2010.60
Skowhegan Green II
Artist
Frank Bowling (Richard Sheridan Franklin Bowling)
(Bartica, Essequibo, British Guiana, 2/29/1936 - )
Title
Skowhegan Green II
Creation Date
1984
Century
late 20th century
Dimensions
51 7/8 in. x 50 3/4 in. (131.76 cm x 128.91 cm)
Object Type
painting
Creation Place
North America, United States, Maine
Medium and Support
acrylic on canvas
Credit Line
Gift of Julie McGee, Class of 1982 in Honor of David C. Driskell H'89
Copyright
This artwork may be under copyright. For further information, please consult the Museum’s
Copyright Terms and Conditions.
Accession Number
2010.60
Born in 1934 in Bartica, British Guiana, Bowling moved to England in 1953. His first trip to the U.S. was in 1961, and by the late 1960s he was exhibiting with some of the best young black American artists of the day.

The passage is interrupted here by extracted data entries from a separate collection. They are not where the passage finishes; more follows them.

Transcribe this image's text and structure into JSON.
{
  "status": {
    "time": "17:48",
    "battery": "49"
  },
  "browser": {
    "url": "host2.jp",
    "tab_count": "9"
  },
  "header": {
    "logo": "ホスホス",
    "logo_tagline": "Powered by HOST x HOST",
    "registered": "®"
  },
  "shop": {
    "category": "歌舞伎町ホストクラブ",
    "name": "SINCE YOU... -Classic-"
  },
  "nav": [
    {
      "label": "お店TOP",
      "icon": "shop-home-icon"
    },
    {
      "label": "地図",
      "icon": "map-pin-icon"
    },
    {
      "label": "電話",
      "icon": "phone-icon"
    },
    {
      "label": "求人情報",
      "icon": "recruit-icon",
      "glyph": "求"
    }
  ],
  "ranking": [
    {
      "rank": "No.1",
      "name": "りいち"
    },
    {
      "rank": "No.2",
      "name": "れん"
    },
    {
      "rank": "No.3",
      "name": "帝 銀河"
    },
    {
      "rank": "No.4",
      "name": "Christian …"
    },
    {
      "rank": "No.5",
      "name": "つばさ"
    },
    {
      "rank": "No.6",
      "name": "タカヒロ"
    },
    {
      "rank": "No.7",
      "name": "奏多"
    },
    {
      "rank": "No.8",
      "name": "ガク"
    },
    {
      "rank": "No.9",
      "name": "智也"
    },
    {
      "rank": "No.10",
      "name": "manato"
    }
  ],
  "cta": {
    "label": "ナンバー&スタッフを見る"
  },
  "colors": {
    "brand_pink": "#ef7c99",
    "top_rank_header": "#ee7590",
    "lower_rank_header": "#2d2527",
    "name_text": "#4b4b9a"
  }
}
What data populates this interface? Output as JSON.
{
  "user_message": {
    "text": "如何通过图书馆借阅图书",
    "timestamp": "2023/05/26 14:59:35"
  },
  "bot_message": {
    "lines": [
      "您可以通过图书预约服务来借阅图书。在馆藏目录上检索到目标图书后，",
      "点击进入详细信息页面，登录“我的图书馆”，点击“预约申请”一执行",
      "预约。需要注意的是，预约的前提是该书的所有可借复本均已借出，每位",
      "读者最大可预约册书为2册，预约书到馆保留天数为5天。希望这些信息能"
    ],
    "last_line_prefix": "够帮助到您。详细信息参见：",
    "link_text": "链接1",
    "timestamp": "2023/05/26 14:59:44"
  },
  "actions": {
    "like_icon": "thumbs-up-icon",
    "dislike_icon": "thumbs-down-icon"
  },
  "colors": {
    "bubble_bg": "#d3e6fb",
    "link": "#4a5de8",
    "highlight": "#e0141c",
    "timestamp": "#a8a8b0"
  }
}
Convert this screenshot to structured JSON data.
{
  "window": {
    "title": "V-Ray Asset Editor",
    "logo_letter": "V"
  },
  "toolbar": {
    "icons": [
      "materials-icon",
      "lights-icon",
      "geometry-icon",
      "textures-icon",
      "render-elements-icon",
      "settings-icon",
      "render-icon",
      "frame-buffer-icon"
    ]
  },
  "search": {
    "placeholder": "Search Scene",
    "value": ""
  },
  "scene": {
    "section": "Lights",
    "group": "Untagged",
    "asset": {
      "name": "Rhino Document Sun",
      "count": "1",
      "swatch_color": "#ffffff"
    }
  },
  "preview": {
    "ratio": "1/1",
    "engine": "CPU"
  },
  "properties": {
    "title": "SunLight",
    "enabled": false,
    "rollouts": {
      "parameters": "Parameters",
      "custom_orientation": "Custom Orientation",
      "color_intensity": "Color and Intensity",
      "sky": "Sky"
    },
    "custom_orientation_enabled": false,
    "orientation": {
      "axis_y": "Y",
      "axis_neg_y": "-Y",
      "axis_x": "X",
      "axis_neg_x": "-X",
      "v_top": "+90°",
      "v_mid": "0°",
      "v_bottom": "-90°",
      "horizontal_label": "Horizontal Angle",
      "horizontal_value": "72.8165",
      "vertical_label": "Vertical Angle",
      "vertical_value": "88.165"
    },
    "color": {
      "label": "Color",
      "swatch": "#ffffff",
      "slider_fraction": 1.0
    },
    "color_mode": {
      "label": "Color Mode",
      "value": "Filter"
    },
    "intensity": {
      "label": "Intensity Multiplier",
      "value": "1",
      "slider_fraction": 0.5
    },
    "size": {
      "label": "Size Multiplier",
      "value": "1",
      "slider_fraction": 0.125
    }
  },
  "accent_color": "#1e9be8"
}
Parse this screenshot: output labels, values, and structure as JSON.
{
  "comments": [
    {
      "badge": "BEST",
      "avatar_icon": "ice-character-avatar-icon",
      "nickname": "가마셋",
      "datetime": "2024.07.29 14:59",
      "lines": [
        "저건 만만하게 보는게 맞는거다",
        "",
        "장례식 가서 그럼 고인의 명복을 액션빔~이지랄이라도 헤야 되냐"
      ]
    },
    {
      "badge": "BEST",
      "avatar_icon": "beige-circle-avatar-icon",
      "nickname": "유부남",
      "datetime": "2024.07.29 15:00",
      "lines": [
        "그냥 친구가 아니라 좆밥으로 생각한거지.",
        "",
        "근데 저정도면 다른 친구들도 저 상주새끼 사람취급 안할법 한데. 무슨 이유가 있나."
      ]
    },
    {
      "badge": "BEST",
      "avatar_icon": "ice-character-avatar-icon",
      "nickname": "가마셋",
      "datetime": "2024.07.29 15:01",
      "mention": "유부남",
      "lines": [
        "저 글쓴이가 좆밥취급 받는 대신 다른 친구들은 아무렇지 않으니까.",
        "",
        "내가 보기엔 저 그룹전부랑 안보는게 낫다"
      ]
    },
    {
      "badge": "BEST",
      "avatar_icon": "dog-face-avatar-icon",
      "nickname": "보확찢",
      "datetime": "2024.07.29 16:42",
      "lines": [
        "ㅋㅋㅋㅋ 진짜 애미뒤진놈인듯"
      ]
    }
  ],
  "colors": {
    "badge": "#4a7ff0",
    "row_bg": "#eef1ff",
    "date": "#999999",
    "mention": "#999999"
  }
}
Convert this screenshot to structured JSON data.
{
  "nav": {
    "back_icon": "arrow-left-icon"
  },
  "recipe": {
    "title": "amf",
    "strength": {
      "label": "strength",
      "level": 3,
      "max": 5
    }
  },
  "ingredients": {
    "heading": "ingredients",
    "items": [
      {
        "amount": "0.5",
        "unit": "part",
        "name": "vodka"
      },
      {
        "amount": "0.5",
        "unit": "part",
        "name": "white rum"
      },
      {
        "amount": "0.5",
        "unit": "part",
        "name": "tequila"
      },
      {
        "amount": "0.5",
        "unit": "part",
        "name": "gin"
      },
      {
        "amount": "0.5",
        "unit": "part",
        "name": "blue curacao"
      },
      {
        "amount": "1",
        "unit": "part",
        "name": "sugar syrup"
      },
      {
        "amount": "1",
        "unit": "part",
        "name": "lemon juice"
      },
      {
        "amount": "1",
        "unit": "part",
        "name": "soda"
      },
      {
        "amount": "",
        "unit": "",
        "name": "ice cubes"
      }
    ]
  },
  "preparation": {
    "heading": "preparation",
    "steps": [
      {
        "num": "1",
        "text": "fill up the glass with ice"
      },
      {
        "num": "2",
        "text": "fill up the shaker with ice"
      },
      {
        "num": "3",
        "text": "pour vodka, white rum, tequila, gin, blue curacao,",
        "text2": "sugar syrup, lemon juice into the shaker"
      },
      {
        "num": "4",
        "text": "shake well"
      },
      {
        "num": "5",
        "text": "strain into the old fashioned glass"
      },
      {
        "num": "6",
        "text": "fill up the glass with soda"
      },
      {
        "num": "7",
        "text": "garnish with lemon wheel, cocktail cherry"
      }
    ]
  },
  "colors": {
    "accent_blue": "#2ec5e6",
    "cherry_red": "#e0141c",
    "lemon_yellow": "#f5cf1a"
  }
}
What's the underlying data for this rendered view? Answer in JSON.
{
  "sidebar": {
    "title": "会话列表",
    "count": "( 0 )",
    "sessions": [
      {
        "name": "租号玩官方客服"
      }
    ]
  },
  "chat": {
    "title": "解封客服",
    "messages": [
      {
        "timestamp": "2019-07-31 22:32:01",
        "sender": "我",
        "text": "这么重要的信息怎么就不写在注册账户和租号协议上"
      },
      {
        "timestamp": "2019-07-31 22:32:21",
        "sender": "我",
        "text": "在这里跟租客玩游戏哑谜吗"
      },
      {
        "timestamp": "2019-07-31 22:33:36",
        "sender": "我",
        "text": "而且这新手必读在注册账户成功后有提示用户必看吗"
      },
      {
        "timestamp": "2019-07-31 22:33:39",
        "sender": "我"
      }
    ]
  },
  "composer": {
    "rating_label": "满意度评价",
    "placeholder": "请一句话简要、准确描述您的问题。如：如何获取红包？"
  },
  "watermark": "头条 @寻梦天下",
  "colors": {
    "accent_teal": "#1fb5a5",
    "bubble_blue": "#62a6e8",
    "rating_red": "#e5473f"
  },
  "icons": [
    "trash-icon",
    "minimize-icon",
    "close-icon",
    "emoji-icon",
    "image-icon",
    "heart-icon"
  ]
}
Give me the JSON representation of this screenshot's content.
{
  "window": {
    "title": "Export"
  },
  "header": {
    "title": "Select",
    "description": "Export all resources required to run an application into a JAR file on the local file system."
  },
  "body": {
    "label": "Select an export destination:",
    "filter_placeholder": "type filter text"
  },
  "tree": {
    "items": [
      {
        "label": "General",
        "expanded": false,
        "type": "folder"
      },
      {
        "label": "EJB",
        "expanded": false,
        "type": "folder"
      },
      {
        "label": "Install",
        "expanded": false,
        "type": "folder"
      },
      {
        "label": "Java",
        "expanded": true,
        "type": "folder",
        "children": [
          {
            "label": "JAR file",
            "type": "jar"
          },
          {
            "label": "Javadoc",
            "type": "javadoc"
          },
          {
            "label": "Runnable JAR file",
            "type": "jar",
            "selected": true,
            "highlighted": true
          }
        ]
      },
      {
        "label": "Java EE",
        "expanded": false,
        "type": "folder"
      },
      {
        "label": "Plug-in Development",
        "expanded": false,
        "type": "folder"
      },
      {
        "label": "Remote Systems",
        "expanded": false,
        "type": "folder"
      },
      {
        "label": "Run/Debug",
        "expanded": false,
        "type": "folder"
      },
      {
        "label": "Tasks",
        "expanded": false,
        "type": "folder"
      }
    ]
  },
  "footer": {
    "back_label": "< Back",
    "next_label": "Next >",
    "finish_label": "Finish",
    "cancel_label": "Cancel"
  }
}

While Bowling frequently moved between the metropoles of New York City and London, Skowhegan Green II is tied directly to the summer of 1984, when he was an artist-in-residence at the Skowhegan School of Painting and Sculpture. As Bowling recalled, it was the first time he faced being so thoroughly enveloped by nature. “I felt the green in the Skowhegan area was so powerful a look that I just couldn’t ignore it.” The summer in Maine proved to be a pivotal one for Bowling’s artistic trajectory. Pushing the boundaries of nonrepresentational and accidental modes of abstract painting, he began experimenting with viscous acrylics and packing foam in the early 1980s.
Object Description
Per Donor 7/12/2010:
The painting is called Skowhegan Green II and was developed while Frank was a visiting artist in residence at Skowhegan in 1984. He had an exhibition at Colby College that year too. I have been working on Frank's work for some time and recognized the importance of this work for Maine. Thus, it has been my desire to bring the painting back to Maine and have it be part of a larger educational mission.
Frank specializes in acyclic painting and typically embeds things in his work that are part of his life or studio environment (morphine patches from a recent illness, etc).
Skowhegan Green II represents a period in Frank's career when he was using foam to bring dimension and line to his work -- indeed it was something he perfected in the 1980s. The work, like many of Frank's works, is lush with landscape references -- and in this case it is clear. Frank greatly admired Constable's work and there is very much a sense of Frank's indebtedness to Constable herein,though abstract.